Marilyn: What kind of things are you doing to promote Murder in Los Lobos? I know you have a book launch planned. Will you tell about that?
Sue: Of course, my dear. We're having a "Scene of the Clue" book launch at the previously-mentioned Coalesce Bookstore and Wedding Chapel, 845 Main Street, Morro Bay, info: 805-772-2880. The date is Sunday, November 9th, from 1-4 PM. Food and drink, readings, a signing, the whole thing.

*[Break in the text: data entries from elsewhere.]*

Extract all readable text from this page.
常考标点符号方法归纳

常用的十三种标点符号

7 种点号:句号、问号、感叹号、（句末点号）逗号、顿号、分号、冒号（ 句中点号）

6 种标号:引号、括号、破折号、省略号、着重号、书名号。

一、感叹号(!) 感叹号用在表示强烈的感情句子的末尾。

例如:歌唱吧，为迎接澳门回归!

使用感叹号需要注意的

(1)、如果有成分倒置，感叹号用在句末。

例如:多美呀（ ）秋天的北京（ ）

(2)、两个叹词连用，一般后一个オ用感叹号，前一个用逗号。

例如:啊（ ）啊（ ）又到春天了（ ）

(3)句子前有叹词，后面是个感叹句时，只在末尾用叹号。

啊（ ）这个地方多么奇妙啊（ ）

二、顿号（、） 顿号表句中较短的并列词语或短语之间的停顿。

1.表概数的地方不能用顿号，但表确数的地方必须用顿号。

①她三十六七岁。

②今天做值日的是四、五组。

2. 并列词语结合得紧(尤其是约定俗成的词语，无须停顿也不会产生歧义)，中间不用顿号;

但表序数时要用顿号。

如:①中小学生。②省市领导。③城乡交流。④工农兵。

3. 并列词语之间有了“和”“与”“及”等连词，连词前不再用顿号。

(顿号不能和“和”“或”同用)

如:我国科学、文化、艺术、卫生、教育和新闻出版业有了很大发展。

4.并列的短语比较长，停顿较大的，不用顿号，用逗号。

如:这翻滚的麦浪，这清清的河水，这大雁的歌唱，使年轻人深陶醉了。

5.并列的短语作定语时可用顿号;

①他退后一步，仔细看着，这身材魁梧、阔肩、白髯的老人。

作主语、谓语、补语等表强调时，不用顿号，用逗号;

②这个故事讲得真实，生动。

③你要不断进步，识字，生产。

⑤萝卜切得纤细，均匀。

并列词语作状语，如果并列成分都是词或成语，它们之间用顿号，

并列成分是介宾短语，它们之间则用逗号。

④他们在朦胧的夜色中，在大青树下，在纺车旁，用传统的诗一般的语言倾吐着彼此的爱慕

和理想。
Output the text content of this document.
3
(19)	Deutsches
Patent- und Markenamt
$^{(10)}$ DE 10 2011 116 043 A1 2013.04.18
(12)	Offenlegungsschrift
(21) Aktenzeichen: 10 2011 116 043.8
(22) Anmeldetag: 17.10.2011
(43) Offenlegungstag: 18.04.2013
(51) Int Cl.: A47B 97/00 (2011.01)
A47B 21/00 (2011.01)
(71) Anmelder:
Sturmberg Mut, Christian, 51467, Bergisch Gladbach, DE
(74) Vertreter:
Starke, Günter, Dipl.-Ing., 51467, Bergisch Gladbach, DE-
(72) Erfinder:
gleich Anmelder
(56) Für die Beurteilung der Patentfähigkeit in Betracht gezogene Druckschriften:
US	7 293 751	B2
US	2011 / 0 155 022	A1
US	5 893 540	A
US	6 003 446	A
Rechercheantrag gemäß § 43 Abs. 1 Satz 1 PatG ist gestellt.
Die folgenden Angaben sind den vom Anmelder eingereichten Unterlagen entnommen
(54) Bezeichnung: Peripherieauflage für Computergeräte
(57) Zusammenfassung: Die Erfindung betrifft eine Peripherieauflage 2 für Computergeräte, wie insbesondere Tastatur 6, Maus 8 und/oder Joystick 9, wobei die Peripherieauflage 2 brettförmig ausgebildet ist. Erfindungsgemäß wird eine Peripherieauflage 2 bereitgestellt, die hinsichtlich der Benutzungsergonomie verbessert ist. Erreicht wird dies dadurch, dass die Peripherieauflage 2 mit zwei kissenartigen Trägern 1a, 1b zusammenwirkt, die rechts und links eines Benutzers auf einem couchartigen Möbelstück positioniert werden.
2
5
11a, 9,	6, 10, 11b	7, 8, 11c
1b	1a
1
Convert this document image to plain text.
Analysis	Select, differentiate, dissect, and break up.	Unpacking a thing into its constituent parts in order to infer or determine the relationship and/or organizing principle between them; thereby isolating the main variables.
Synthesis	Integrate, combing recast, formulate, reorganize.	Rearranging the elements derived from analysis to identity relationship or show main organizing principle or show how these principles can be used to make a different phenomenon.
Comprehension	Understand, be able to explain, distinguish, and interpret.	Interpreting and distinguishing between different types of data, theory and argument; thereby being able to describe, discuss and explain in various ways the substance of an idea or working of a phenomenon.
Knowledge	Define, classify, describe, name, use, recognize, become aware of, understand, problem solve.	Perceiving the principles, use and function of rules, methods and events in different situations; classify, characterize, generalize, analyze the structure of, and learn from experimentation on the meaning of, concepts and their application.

The book is going to be carried county-wide in the SLO library system and I'm giving a book talk at the Los Osos library on December 4th, at 6:30 PM. I also plan other library appearances, as many as possible. I'm making a brief speech about how the book got published at the Central Coast Writers Conference at Cuesta College September 27th. I'm passing out author postcards everywhere including the Los Osos Chamber of Commerce. I also plan to contact various civic organizations about speaking engagements. I have a huge To-Do list at this point.
Marilyn: Do you have a webpage?
Sue: Is the Pope Catholic? www.suemcginty.com It's done by Karen McCullough of Karen's Web Works and it's just beautiful. There's another Sue McGinty who's an Australian anthropologist and prolific author and that makes Googling my name difficult.
Marilyn: What plans do you have for the future? Is this book the first in a series?
Sue: As I said, I see the Bella Kowalski mysteries as a series of three. The second one, which I'm plugging along on, deals with murder and exploitation among the homeless, some of whom are sheltered in the churches in our area. It's working title is MURDER AT CAYAMACA BEACH. I'm also planning a prequel about what happens to Bella when she's still in the convent and her sister is murdered. Bella is from Detroit and her parents lived the whole immigrant experience and this in turn has shaped her worldview, which I think is pretty much the same as mine.
Thanks for the opportunity to do this, Marilyn. Some surprising things just kind of popped out.